- Supreme Court of the United States

Argued November 12, 1980 Decided January 26, 1981
- Full case name: Chandler v. Florida
- Citations: 449 U.S. 560 (more) 101 S. Ct. 802; 66 L. Ed. 2d 740

Holding
- The Constitution does not prohibit a state from experimenting with a program such as is authorized by Florida's Canon 3A (7).

Court membership
- Chief Justice Warren E. Burger Associate Justices William J. Brennan Jr. · Potter Stewart Byron White · Thurgood Marshall Harry Blackmun · Lewis F. Powell Jr. William Rehnquist · John P. Stevens

Case opinions
- Majority: Burger, joined by Brennan, Marshall, Blackmun, Powell, Rehnquist
- Concurrence: Stewart
- Concurrence: White
- Stevens took no part in the consideration or decision of the case.

= Chandler v. Florida =

Chandler v. Florida, 449 U.S. 560 (1981), was a legal case in which the Supreme Court of the United States held that a state could allow the broadcast and still photography coverage of criminal trials. While refraining from formally overruling Estes v. Texas, which in 1965 held that media coverage was "infringing the fundamental right to a fair trial guaranteed by the Due Process Clause of the Fourteenth Amendment," it effectively did so.

==Background==
After the media was allowed to televise a portion of their case, two Miami Beach police officers filed suit objecting to the coverage case. The two police officers were charged with burglarizing a Miami Beach restaurant.

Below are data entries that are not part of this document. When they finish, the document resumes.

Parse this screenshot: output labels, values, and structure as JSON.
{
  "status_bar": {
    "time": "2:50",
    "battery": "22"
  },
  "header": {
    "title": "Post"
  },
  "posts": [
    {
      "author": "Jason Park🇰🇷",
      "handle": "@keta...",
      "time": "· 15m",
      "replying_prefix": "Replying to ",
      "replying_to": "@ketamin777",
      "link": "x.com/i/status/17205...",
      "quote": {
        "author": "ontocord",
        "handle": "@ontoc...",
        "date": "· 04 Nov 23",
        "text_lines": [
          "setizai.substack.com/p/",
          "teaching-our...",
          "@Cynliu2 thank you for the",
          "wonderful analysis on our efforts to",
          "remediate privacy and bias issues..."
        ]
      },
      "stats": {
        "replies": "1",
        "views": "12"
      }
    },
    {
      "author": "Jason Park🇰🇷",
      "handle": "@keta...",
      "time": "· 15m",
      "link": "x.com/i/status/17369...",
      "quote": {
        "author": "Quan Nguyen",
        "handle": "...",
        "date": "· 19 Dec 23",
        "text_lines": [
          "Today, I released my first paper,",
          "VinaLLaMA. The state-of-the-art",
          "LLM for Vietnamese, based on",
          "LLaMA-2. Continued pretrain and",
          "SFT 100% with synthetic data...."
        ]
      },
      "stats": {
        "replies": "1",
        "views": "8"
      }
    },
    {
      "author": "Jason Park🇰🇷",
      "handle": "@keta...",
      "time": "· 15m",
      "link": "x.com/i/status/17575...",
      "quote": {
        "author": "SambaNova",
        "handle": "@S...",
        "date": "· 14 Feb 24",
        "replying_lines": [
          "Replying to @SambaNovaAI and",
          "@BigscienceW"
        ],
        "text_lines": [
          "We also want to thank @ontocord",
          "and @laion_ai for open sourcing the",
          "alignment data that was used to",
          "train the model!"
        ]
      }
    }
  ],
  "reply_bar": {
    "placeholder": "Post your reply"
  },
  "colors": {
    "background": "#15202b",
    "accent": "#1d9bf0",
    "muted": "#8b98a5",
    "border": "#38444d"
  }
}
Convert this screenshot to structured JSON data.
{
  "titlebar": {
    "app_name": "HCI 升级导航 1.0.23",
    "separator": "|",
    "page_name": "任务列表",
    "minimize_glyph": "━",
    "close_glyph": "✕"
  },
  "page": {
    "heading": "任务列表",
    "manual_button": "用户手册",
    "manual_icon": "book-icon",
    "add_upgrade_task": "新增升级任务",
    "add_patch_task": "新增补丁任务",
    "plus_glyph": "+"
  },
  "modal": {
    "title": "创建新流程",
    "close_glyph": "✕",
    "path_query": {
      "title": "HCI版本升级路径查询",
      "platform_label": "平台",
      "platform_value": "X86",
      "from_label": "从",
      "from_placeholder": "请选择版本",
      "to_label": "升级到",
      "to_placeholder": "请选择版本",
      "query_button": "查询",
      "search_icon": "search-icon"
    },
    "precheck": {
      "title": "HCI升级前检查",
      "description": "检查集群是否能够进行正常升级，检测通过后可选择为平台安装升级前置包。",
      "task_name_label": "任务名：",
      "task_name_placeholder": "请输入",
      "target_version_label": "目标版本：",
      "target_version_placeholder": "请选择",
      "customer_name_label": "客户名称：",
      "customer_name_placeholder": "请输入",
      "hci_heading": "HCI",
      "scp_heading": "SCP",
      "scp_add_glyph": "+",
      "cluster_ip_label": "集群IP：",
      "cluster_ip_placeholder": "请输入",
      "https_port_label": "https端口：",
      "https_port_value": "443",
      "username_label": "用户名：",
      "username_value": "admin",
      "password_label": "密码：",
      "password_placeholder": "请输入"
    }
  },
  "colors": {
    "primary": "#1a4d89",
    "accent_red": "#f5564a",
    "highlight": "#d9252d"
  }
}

==Question Before the Court==
Does media coverage of a criminal's trial violate the accused right to a fair trial protected by the Sixth and Fourteenth Amendments?

==Decision of the Court==
In an 8-0 decision in favor of the State of Florida, Chief Justice Burger wrote the opinion for the Supreme Court. Citing Estes v. Texas (1964), the Court denied Chandler's claim that a media presence in the courtroom is offensive to due process. So long as the "evolving technology" does not infringe on "fundamental guarantees" of the accused, the media does not violate a person's constitutional right to due process. Further, the Court noted that the previous statute upheld by the Florida State Supreme Court implemented strict guidelines "intended to protect the right of a defendant to a fair trial" in regards to the medias coverage of a criminal trial.